$\int_{-\infty}^\infty \frac{e^{-\lvert x \rvert}}{x^4+1}dx$ $$\int_{-\infty}^\infty \frac{e^{-\lvert x \rvert}}{x^4+1}dx$$
Wolframalpha says the answer is 1.26096, which is not helpful.
I tried with contour integral, but I should divide $x > 0$ and $x < 0$ domain and I'm not sure how to proceed from there, I mean, don't know how to draw the contour. I don't think I can draw contour through imaginary axis cuz the integral would diverge there.

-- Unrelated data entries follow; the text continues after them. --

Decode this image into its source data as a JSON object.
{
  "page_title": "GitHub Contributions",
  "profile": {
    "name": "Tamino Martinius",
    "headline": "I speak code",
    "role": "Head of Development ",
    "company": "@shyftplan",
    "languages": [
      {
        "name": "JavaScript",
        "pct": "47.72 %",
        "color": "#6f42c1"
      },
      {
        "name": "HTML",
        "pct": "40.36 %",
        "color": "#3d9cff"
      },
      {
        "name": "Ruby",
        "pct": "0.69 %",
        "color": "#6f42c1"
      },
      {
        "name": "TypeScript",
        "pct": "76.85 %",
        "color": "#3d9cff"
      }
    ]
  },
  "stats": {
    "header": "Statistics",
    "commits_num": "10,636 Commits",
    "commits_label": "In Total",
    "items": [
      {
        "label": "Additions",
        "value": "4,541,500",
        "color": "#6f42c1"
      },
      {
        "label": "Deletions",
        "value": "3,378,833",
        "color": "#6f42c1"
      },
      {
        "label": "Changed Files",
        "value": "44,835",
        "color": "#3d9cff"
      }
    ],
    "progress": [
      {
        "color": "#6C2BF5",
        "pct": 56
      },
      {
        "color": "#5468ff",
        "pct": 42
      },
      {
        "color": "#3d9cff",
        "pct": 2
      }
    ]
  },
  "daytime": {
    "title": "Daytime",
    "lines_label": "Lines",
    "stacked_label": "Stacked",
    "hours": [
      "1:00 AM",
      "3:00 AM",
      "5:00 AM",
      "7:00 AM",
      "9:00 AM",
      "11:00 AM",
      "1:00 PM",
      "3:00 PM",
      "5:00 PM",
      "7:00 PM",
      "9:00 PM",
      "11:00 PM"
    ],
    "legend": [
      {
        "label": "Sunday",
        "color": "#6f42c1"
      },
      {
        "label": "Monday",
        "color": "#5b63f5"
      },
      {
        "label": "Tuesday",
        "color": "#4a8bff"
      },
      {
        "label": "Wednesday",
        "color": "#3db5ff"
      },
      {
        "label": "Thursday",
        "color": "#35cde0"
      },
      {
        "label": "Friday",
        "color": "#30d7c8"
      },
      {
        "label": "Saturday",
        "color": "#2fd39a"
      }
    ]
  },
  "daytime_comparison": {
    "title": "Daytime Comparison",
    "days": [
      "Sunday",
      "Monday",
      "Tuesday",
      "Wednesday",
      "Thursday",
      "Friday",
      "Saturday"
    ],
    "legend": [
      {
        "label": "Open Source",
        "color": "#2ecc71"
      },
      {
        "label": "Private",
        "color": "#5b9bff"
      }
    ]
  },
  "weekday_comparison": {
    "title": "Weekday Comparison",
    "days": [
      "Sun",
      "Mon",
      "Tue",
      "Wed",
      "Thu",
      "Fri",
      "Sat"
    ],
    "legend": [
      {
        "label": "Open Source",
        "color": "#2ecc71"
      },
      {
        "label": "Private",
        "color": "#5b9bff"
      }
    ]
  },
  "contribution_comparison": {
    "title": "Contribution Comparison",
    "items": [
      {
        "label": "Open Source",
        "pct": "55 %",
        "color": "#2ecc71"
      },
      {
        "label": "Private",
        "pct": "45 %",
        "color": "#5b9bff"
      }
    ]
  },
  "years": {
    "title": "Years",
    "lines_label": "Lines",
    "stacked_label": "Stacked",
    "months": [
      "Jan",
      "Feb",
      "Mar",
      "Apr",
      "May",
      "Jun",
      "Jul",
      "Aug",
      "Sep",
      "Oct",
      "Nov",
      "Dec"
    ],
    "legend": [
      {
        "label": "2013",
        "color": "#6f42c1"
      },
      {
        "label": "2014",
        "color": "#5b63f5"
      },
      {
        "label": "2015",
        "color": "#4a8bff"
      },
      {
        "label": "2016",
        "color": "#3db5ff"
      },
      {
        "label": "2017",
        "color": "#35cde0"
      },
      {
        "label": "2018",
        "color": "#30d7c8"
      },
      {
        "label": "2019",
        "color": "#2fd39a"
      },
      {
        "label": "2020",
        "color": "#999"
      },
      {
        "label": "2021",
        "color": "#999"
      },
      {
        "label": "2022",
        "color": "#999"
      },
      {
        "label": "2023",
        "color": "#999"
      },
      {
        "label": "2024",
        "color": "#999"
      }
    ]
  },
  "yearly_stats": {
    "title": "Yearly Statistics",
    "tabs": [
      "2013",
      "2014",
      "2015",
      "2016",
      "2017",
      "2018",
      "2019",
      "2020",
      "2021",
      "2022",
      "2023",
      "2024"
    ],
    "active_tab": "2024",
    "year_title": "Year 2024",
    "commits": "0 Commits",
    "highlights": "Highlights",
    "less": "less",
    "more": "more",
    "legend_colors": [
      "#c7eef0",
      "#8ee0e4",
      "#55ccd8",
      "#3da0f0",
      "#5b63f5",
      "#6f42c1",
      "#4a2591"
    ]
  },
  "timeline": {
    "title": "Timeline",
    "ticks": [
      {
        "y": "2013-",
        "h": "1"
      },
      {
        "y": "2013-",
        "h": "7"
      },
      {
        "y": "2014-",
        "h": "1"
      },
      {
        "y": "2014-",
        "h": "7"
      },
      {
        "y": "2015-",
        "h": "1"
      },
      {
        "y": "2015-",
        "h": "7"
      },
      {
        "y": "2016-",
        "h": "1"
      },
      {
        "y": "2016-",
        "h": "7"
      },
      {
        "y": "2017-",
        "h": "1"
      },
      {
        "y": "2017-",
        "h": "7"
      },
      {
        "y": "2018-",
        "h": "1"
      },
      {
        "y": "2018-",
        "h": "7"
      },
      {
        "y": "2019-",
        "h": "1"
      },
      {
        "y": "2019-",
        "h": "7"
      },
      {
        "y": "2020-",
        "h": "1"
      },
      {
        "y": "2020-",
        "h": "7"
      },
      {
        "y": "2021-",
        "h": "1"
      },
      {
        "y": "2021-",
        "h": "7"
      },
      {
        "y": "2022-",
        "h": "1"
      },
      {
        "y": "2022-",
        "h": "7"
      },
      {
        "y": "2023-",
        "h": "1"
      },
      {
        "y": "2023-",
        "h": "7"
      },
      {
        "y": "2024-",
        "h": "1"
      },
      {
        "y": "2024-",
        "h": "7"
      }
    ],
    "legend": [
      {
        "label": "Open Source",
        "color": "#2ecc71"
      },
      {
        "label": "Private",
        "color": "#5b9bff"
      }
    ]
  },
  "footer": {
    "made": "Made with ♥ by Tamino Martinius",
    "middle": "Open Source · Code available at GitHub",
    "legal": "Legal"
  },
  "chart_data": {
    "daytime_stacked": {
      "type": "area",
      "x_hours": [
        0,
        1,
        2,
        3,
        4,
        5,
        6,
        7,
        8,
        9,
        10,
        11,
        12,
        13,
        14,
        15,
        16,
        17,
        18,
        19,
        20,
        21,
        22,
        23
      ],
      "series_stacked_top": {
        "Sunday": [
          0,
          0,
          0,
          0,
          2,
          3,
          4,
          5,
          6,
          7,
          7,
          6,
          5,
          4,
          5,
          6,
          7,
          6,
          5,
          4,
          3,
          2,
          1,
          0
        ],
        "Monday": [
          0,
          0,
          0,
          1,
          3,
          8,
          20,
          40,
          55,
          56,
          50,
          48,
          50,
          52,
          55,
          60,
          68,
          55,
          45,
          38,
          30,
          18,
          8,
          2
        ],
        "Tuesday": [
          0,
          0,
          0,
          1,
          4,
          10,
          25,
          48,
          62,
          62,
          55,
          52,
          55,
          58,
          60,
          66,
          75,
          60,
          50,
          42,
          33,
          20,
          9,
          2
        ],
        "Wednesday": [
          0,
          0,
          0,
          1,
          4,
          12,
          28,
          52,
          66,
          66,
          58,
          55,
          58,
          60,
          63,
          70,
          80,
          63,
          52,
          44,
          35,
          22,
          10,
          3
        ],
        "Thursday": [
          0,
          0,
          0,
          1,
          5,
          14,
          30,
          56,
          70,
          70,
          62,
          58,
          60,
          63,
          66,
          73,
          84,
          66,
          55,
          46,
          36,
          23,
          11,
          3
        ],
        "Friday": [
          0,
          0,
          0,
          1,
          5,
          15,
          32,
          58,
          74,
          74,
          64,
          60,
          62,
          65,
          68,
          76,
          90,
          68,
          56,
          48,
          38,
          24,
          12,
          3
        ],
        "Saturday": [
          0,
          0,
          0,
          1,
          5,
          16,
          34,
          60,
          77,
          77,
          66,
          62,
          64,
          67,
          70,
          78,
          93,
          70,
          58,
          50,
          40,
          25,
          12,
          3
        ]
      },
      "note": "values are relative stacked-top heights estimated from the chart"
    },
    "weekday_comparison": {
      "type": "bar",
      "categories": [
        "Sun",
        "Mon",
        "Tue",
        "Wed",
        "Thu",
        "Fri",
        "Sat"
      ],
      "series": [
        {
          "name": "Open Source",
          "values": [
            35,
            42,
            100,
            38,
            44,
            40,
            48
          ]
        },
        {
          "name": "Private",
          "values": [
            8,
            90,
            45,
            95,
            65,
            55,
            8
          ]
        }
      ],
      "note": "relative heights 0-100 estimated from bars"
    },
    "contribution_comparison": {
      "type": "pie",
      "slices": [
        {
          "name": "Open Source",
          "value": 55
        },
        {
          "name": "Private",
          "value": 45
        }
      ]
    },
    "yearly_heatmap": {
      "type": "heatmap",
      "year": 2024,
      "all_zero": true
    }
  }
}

 A: I know not of nice closed form, but one has
$$\frac1{x^4+1}=\frac14\sum_{\omega^4=-1}\frac\omega{x+\omega}$$
and
$$\int_0^\infty\frac{e^{-x}}{x+\omega}~dx=e^\omega E_1(\omega)$$
where $E_1$ is an exponential integral. Hence, your integral is given by

$$\int_{-\infty}^\infty\frac{e^{-|x|}}{x^4+1}~dx=\frac12\sum_{\omega^4=-1}\omega e^\omega E_1(\omega)$$

A: Just an addendum to SBA's answer.
$$ \int_{\mathbb{R}}\frac{e^{-|x|}}{x^4+1}\,dx = 2\sqrt{2}\int_{\mathbb{R}}\frac{e^{-|x|/\sqrt{2}}}{(x^2+2x+2)(x^2-2x+2)}\,dx $$
boils down to
$$ \frac{1}{2\sqrt{2}}\int_{\mathbb{R}}e^{-|x|/\sqrt{2}}\left(\frac{2-x}{x^2-2x+2}+\frac{2+x}{x^2+2x+2}\right)\,dx $$
then to (by parity)
$$ \frac{1}{\sqrt{2}}\int_{0}^{+\infty}e^{-x/\sqrt{2}}\left(\frac{2-x}{x^2-2x+2}+\frac{2+x}{x^2+2x+2}\right)\,dx. $$
Through the Fourier transform the original integral can be written as 
$$ I=2\int_{0}^{+\infty}\frac{\cos(s)+\sin(s)}{e^s(1+2s^2)}\,ds $$
and easily approximated through the Cauchy-Schwarz inequality ($I^2\leq\frac{3\pi}{4\sqrt{2}}$), since the new integrand function has a Gaussian behaviour in a neighbourhood of the origin, where most of the mass of the integral is concentrated. A not terrible approximation is provided by 
$$ I \approx 2\int_{0}^{+\infty}\frac{ds}{\left(1+\frac{3}{2}s^2\right)^2} = \frac{\pi}{\sqrt{6}}. $$
I am not expecting a closed form beside the one provided by the exponential integral.